To manage its finances, human resources, and supply chain, The Coca-Cola Company uses a single instance of SAP ERP for 15,000 users in 45 countries—encompassing 175 legal entities. Moreover, many of Coca- Cola’s bottlers are SAP users too, constituting a network of more than 1,000 production plants, a delivery fleet five times larger than that of UPS, and somewhere between $85 billion and $90 billion of annual revenue.

Coca-Cola recently spent six months examining possibilities for further efficiencies. After looking at 400 processes and 100 data elements, it found more than 90 percent of the bottler’s business processes are common across entities.

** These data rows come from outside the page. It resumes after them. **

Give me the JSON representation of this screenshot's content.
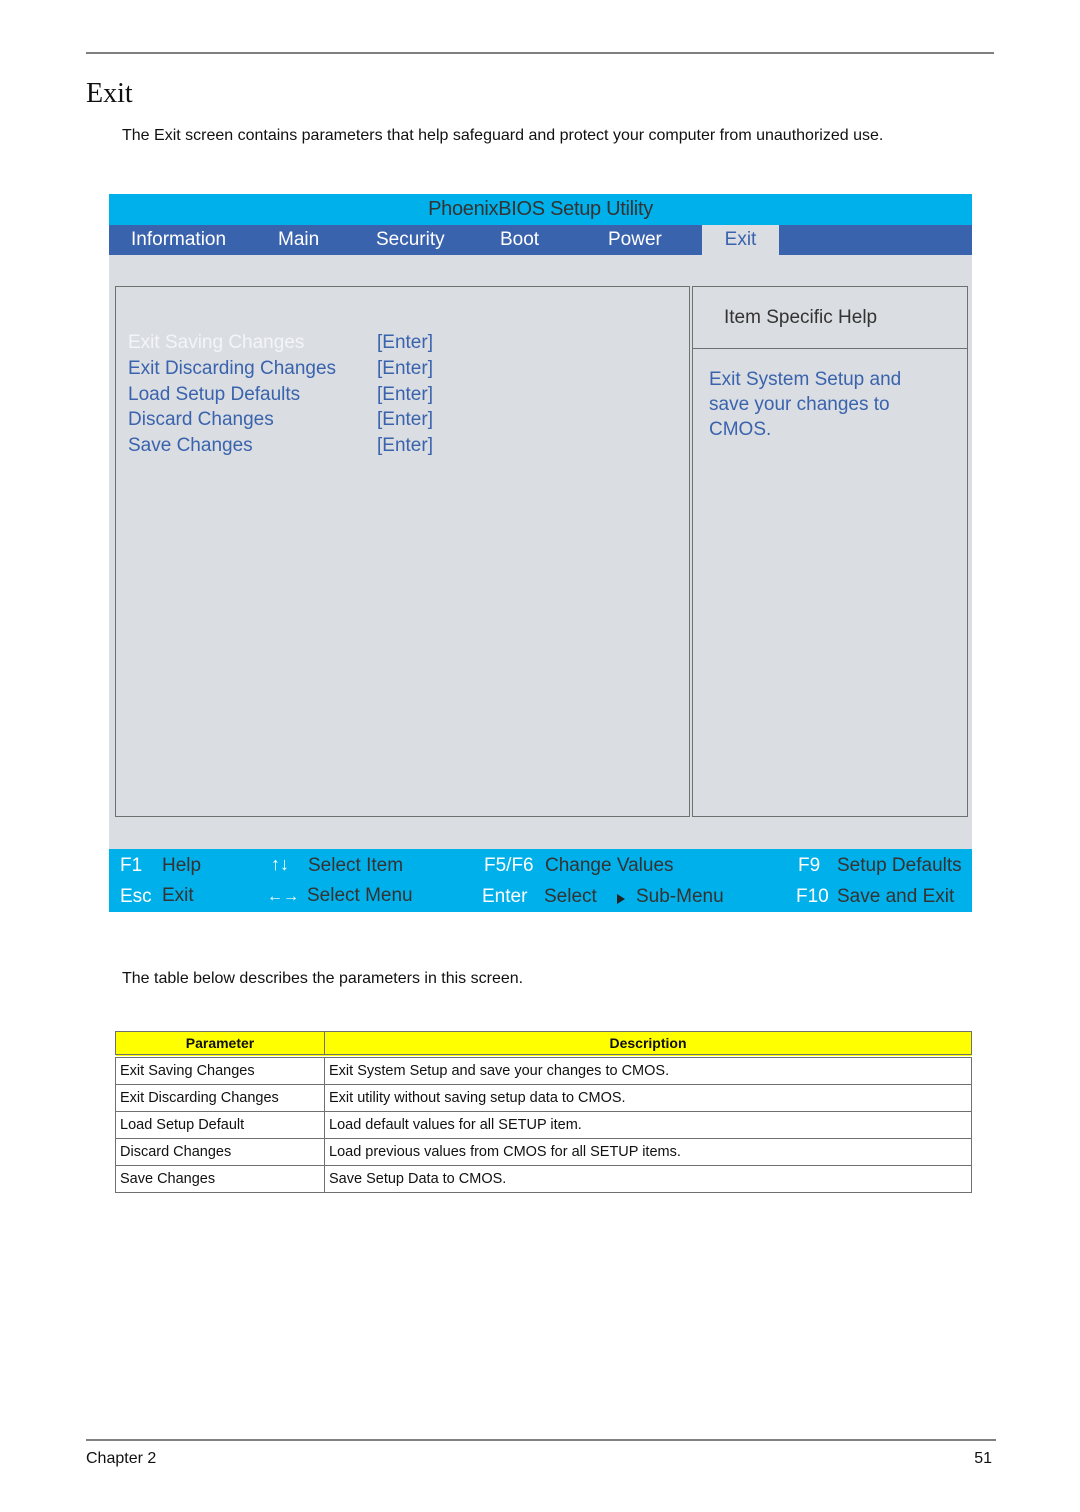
{
  "page": {
    "title": "Exit",
    "intro": "The Exit screen contains parameters that help safeguard and protect your computer from unauthorized use.",
    "table_intro": "The table below describes the parameters in this screen.",
    "footer": {
      "chapter": "Chapter 2",
      "page_number": "51"
    }
  },
  "bios": {
    "title": "PhoenixBIOS Setup Utility",
    "tabs": [
      {
        "label": "Information",
        "active": false
      },
      {
        "label": "Main",
        "active": false
      },
      {
        "label": "Security",
        "active": false
      },
      {
        "label": "Boot",
        "active": false
      },
      {
        "label": "Power",
        "active": false
      },
      {
        "label": "Exit",
        "active": true
      }
    ],
    "items": [
      {
        "label": "Exit Saving Changes",
        "value": "[Enter]",
        "selected": true
      },
      {
        "label": "Exit Discarding Changes",
        "value": "[Enter]",
        "selected": false
      },
      {
        "label": "Load Setup Defaults",
        "value": "[Enter]",
        "selected": false
      },
      {
        "label": "Discard Changes",
        "value": "[Enter]",
        "selected": false
      },
      {
        "label": "Save Changes",
        "value": "[Enter]",
        "selected": false
      }
    ],
    "help": {
      "title": "Item Specific Help",
      "text": "Exit System Setup and save your changes to CMOS."
    },
    "keys": {
      "f1": {
        "key": "F1",
        "desc": "Help"
      },
      "esc": {
        "key": "Esc",
        "desc": "Exit"
      },
      "updown": {
        "icon": "up-down-arrows-icon",
        "glyph": "↑↓",
        "desc": "Select Item"
      },
      "leftright": {
        "icon": "left-right-arrows-icon",
        "glyph": "←→",
        "desc": "Select Menu"
      },
      "f5f6": {
        "key": "F5/F6",
        "desc": "Change Values"
      },
      "enter": {
        "key": "Enter",
        "desc": "Select",
        "submenu": "Sub-Menu"
      },
      "f9": {
        "key": "F9",
        "desc": "Setup Defaults"
      },
      "f10": {
        "key": "F10",
        "desc": "Save and Exit"
      }
    },
    "colors": {
      "title_bar": "#00b0ea",
      "menu_bar": "#3a63ad",
      "body": "#dadde2",
      "item_text": "#3a63ad",
      "selected_text": "#f4f5f7"
    }
  },
  "table": {
    "headers": [
      "Parameter",
      "Description"
    ],
    "header_color": "#ffff00",
    "rows": [
      [
        "Exit Saving Changes",
        "Exit System Setup and save your changes to CMOS."
      ],
      [
        "Exit Discarding Changes",
        "Exit utility without saving setup data to CMOS."
      ],
      [
        "Load Setup Default",
        "Load default values for all SETUP item."
      ],
      [
        "Discard Changes",
        "Load previous values from CMOS for all SETUP items."
      ],
      [
        "Save Changes",
        "Save Setup Data to CMOS."
      ]
    ]
  }
}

To take full advantage of the synergies, Jean-Michel R. Ares, Coca-Cola senior VP and CIO, says, “Service-oriented architecture is the key to success here.”

For all its work with the largest corporations and with cutting-edge technology, SAP stresses its efforts to reach the midmarket—companies with revenues of less than $1 billion—and positioning itself as a provider of infrastructure with the NetWeaver middleware suite.

From the beginning, SAP stuck to the idea that organic software development is intrinsically better than integrating acquired functionality. For the most part it has held to that, making only smaller, strategic acquisitions.

Within manufacturing, the purchase of Lighthammer several years ago demonstrated SAP’s abiding interest in plant floors, but only to have a gateway to disparate data rather than a comprehensive mapping of overly diverse plant environments.

More recently, SAP purchased the assets of Factory Logic, a lean software vendor.

In January 2007, SAP launched a new version of its SAP All-in-One solutions—its software for midsize companies—and soon will release a new version of SAP Businesss One for small businesses.